Fluid-Structure Interaction over HAWT Turbine Vibration (one-way)

Description

In this project, we present a simulation of a Horizontal-Axis Water Turbine (HAWT) via ANSYS software.

Since the turbine blades are exposed to water flow, an interaction occurs between the water flowing and the turbine blades' structure. So, the water flow exerts a hydraulic force on the blades' body by hitting it. Therefore, we intend to perform a numerical simulation of the water turbine as a Fluid-Structure Interaction (called FSI).

The interaction between fluid and structure can be implemented as:

• One-way FSI

• Two-way FSI

In this project, we aim to analyze only the effect of fluid on the structure, and there is no need to account for the effect of the structure on the fluid. So, we choose One-way FSI, which is a simple and less-expensive approach.

We modeled the geometry via Design Modeler software. The computational domain is a sample space for water flow, in which a distinct fluid region is defined around the turbine body. The turbine is of the horizontal-axis type and includes three blades.

We meshed the computational domain via ANSYS Meshing software. The mesh is of an unstructured type, and approximately 3,400,000 cells have been generated.

Methodology

Fluid-structure interaction can be performed in two general methodologies:

• In the ANSYS Workbench environment, using an external solver

• Only in the Fluent solver (in the form of an intrinsic FSI).

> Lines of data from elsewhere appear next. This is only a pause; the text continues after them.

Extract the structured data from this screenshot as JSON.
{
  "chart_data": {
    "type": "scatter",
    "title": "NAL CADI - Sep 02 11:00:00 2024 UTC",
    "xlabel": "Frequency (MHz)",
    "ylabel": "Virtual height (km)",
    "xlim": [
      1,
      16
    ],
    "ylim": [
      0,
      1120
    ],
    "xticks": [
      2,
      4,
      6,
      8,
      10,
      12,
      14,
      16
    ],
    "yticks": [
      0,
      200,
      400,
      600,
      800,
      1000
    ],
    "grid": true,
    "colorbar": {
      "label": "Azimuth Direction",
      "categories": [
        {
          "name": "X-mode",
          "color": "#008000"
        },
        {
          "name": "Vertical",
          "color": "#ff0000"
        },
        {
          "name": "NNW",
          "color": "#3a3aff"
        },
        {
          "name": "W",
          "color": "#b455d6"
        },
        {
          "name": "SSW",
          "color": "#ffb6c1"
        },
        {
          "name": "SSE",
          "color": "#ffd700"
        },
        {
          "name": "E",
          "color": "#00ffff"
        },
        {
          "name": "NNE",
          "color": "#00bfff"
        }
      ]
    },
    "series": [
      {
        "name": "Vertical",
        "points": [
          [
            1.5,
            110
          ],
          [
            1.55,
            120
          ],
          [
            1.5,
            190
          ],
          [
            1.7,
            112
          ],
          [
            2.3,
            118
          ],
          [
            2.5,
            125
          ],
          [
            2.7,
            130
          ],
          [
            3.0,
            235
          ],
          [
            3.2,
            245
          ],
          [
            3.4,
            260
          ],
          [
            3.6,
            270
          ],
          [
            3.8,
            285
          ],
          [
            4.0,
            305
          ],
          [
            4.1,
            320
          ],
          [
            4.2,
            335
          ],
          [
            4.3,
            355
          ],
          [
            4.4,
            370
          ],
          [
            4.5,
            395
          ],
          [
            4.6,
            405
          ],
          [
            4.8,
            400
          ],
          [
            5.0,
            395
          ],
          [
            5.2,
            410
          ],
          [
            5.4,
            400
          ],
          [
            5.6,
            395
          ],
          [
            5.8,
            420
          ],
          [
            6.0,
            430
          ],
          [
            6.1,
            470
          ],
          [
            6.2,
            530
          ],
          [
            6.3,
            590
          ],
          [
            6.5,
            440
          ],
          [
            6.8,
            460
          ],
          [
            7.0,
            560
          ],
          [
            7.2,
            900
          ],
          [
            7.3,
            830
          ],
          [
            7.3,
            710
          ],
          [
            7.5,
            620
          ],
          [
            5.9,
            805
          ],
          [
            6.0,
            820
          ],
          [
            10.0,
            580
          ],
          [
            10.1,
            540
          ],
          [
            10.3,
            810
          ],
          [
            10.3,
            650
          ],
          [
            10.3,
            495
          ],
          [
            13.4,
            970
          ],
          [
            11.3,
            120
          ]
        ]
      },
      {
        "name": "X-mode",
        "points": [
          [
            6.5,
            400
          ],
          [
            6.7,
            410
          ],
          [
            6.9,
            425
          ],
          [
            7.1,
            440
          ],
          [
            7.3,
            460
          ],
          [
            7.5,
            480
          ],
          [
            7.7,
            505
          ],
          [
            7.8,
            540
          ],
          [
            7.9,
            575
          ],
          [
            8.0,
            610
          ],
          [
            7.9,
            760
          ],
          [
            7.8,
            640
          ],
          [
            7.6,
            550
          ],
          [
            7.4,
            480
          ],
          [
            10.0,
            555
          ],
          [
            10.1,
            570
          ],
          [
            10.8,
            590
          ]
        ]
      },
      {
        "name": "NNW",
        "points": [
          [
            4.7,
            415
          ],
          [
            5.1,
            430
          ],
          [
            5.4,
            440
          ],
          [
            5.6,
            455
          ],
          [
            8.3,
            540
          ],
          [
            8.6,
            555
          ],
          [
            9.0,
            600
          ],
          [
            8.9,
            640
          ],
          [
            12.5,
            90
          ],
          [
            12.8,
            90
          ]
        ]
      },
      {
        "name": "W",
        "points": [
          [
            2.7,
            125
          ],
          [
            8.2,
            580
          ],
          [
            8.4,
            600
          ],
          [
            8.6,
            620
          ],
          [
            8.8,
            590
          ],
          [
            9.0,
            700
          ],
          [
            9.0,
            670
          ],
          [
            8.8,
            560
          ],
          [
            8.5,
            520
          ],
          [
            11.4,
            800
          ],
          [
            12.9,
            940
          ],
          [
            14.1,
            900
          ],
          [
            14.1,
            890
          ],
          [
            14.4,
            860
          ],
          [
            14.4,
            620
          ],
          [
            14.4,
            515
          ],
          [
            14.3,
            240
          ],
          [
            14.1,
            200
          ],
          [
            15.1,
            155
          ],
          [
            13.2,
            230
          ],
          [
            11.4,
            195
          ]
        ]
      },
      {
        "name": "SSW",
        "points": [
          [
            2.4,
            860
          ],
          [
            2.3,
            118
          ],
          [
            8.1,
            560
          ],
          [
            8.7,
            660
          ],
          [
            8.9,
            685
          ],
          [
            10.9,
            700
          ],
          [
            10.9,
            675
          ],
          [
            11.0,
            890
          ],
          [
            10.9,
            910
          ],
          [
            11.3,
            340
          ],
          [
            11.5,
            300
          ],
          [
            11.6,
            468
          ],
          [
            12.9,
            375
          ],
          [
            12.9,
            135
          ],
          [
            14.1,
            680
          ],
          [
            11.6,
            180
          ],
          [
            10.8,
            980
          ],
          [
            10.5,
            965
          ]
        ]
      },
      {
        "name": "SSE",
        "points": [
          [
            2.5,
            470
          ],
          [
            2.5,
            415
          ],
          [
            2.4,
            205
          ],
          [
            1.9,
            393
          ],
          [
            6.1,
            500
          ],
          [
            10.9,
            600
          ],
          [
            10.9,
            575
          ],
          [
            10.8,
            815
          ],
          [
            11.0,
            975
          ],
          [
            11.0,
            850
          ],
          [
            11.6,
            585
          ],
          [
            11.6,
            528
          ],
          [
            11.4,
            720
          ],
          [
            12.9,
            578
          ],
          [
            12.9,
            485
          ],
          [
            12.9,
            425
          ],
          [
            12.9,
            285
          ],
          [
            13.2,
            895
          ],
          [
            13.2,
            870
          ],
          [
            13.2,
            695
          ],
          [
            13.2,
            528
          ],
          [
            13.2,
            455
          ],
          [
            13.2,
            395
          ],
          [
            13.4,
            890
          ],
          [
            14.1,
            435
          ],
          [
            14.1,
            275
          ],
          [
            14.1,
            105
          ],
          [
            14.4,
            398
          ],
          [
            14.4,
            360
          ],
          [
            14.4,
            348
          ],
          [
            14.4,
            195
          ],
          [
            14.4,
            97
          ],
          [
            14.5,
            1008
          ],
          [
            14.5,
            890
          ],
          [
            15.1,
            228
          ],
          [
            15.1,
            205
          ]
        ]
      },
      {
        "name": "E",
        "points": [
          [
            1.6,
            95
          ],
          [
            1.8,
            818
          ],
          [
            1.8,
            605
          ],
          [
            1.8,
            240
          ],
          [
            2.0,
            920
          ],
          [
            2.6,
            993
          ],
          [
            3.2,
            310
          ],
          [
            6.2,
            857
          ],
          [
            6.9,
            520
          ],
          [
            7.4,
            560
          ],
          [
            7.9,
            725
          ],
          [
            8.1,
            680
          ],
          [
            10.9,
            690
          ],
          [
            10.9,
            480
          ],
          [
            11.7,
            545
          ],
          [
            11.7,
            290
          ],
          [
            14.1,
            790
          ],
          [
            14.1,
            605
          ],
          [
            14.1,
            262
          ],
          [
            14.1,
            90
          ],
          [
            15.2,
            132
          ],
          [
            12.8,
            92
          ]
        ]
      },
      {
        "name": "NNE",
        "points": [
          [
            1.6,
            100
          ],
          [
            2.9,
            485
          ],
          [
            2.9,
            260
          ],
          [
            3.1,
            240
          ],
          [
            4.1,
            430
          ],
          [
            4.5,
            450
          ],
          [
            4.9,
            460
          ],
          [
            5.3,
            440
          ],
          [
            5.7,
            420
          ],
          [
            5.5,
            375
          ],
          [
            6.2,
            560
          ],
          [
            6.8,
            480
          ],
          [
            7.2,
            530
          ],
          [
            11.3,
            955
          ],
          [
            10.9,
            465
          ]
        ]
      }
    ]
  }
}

For one-way FSI with an external solver, three main steps are required:

• Simulation of the fluid domain from the model using the Fluent solver

• Simulation of the solid domain from the model using the Transient Structural solver

• Transfer data directly from the fluid solver to the structural solver

Since we were analyzing one-way FSI and not considering the effect of structural displacement on the adjacent fluid, we didn't need to use the dynamic mesh model.

In addition, we used the Multiple Reference Frame (MRF) to define a rotational flow with a certain angular velocity in the region around the turbine body.

Results

We analyzed the results in two fluid and solid approaches:

In Fluent, we studied the behavior of water flow around the turbine. For this, we obtained the distributions of the pressure and velocity of water near the blades. The results show that the water flow collides with the rotating blades' body and, as a result, exerts a hydraulic force on the turbine structure.

In Structural Transient, we studied the behavior of the turbine blades' body under the influence of the applied forces of the water flow. For this, we obtained the distribution of the deformation, von Mises stress, and elastic strain. The results confirm that the water flow affects the turbine blades' structure.

In conclusion, we can claim that we carried out the simulation project of a HAWT correctly and acceptably by using the one-way FSI method.